PURA is located on chromosome 5 at 5q31.2 and is encoded by a single exon that encodes a highly conserved multifunctional protein, Purα (Pur-alpha). PURA is expressed ubiquitously, including the brain, muscle, heart, and blood.
Transcriptional activator protein Pur-alpha is a sequence-specific, single-stranded DNA-binding protein. It binds preferentially to the single strand of the purine-rich element termed PUR, which is present at origins of replication and in gene flanking regions in a variety of eukaryotes from yeasts through humans. Thus, it is implicated in the control of both DNA replication and transcription.
The Pur-alpha protein is quite highly conserved, with regulatory roles in DNA replication, gene transcription and RNA transport. It is involved in neuronal proliferation, dendrite maturation, and the transport of mRNA to translation sites throughout neuronal development.
Purα is a member of the Pur family of nucleic acid binding proteins which consist of a glycine-rich flexible amino terminus, a central core region and a potential carboxy-terminal protein binding region. Other family member include PURB and PURG. All human Pur proteins have three sequence-specific repeats, Pur repeats I–III.
Deletion of the PURA gene has been associated with myelodysplastic syndrome and acute myelogenous leukemia. Mutations in PURA might alter normal brain development and impair neuronal function, causing a condition being known as PURA Syndrome.

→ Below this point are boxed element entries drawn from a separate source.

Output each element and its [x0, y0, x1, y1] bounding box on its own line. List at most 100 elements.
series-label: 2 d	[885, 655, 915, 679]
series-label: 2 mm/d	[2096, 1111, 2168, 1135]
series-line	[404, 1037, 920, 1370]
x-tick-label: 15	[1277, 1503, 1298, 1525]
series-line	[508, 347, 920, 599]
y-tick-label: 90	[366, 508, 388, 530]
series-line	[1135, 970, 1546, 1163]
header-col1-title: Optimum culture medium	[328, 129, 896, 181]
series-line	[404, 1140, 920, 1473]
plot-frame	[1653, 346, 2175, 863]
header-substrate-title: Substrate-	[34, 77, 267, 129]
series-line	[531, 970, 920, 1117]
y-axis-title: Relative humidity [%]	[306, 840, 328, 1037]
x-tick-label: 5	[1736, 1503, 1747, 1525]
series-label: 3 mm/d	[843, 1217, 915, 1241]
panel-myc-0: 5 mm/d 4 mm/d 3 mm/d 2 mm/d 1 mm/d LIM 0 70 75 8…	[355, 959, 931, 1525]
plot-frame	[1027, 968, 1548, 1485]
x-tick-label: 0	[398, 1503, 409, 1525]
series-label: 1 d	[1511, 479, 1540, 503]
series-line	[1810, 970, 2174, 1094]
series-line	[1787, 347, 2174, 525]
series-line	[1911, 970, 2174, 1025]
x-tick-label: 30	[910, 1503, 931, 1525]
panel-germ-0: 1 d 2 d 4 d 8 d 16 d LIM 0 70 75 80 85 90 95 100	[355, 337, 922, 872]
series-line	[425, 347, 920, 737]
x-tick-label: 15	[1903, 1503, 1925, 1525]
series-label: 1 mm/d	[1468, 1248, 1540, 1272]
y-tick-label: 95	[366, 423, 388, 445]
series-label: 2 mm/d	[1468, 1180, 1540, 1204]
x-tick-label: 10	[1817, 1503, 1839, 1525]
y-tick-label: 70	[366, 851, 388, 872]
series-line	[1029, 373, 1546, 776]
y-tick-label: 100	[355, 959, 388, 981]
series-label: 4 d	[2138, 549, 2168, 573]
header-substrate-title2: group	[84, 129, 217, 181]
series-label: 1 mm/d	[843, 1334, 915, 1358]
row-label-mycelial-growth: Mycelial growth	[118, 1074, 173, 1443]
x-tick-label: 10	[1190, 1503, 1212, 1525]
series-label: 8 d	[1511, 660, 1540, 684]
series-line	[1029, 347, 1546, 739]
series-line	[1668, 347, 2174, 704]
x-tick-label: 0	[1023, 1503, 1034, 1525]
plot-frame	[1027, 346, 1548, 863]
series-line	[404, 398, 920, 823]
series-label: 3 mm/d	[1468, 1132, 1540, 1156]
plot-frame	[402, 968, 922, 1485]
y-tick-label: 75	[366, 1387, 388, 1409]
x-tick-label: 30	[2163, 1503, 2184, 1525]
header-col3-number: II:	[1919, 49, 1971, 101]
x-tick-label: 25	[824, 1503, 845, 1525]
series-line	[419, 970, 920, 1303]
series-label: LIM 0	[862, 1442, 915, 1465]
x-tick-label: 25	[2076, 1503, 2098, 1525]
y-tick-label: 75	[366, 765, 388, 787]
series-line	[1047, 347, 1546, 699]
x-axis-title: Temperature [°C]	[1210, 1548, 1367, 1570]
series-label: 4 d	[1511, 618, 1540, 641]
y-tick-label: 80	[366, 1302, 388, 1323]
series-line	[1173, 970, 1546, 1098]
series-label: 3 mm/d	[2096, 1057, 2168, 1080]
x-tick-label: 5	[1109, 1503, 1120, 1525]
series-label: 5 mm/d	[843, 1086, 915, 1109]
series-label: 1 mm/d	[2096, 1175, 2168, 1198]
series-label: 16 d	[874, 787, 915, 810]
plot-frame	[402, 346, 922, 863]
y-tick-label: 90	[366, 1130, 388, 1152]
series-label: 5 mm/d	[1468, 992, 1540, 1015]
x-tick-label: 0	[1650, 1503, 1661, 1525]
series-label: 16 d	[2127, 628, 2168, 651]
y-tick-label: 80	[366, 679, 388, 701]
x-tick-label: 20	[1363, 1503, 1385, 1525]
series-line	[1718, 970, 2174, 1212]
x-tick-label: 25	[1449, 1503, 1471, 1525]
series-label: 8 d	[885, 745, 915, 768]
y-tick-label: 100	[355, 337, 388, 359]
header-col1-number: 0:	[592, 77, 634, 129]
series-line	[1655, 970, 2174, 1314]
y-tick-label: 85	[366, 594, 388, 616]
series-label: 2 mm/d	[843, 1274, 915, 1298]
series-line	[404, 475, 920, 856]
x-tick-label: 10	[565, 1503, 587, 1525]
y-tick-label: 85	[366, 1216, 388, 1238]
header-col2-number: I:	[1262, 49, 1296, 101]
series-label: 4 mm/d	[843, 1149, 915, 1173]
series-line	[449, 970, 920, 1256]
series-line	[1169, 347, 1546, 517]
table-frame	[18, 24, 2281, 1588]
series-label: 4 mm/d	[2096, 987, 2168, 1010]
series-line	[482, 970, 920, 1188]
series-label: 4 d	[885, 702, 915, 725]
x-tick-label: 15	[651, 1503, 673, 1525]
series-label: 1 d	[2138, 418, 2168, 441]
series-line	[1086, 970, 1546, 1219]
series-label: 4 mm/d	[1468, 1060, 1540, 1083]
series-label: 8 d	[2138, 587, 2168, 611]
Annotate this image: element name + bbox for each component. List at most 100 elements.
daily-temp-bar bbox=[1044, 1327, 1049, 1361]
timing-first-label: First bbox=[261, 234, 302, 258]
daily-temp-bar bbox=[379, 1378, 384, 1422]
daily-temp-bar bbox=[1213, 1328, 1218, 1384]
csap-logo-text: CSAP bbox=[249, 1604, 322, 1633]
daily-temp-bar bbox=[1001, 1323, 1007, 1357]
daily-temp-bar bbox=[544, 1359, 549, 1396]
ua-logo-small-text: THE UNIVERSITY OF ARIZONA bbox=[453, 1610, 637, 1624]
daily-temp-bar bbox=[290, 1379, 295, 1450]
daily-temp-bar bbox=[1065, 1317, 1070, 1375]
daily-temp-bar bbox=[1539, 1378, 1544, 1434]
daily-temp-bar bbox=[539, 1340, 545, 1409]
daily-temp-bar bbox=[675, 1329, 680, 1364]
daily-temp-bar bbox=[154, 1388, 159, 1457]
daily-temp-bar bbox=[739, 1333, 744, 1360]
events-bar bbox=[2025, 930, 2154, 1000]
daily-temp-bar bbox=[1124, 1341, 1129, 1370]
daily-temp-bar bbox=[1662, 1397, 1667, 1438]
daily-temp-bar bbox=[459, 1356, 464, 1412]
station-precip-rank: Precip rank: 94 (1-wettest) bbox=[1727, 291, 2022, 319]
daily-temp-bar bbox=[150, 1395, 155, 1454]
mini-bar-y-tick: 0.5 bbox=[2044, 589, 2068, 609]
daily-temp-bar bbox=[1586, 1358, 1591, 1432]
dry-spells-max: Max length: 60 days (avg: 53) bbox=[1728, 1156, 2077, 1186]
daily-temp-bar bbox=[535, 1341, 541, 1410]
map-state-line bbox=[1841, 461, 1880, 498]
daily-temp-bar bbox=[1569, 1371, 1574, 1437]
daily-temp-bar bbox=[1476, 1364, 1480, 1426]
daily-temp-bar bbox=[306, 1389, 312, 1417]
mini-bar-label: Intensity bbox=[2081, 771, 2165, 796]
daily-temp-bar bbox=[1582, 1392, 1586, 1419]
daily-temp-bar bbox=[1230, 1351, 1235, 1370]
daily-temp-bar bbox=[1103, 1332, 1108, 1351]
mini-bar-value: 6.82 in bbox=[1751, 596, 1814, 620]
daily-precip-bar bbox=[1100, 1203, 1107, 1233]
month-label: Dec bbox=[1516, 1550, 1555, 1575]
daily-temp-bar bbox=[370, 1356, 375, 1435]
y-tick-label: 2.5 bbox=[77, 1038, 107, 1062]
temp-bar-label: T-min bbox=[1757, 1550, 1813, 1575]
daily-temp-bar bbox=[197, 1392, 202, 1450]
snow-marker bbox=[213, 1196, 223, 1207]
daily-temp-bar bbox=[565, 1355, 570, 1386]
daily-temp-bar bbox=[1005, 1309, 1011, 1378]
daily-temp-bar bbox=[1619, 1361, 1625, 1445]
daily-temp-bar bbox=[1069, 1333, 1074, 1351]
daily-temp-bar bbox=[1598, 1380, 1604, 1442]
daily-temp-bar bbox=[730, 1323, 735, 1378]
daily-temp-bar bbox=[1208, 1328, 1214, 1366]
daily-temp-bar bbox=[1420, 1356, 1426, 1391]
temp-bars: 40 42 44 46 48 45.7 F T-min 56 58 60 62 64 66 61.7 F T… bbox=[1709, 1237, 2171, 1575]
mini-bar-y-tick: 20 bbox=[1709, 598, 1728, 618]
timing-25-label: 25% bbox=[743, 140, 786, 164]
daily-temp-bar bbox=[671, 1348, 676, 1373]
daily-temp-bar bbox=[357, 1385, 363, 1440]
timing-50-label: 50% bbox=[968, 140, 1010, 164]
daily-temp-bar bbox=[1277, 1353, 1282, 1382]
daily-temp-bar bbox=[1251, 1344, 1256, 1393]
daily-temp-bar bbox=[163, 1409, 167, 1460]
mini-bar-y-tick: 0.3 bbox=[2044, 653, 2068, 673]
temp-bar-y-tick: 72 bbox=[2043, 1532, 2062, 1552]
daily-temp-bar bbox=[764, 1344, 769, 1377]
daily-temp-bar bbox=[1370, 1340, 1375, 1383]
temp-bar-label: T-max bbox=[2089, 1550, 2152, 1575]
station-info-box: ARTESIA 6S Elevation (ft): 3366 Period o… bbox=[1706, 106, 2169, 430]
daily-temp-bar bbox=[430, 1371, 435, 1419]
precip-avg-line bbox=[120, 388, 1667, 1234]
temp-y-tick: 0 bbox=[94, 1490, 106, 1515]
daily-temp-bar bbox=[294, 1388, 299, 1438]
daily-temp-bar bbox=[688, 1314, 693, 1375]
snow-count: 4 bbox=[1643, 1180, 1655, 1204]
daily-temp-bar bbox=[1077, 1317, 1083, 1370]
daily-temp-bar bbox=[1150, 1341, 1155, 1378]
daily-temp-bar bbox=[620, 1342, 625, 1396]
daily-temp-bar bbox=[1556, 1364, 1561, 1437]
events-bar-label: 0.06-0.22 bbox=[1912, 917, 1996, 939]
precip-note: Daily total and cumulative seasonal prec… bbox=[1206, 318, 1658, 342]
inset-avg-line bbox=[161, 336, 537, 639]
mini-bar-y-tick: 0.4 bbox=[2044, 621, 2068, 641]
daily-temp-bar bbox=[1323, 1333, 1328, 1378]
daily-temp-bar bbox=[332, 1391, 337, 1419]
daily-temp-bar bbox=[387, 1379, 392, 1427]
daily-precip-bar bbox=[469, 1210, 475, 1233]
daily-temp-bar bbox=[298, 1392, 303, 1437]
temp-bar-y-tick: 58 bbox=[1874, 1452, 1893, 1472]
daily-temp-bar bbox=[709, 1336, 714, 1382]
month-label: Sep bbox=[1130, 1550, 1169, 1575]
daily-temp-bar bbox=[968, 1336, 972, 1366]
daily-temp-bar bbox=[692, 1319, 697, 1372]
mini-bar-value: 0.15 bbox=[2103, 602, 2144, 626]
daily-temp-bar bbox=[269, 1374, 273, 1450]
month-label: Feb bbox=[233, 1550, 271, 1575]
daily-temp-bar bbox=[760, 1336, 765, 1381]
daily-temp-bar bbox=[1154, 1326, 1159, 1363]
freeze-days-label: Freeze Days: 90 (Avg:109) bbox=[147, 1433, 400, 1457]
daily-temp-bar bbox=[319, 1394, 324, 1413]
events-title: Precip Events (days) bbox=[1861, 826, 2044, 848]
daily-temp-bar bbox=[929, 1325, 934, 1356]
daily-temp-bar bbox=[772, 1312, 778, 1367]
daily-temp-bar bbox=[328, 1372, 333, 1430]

PURA is a candidate gene responsible for the developmental phenotype in the 5q31.3 microdeletion syndrome. However recently, a separate condition called PURA Syndrome has been identified. De novo mutations in PURA have been reported in 21 individuals. Patients were identified by clinical whole-exome sequencing (WES). All mutations are heterozygous, with a similar phenotype of hypotonia, developmental delay, movement disorder and seizures / seizure like movements.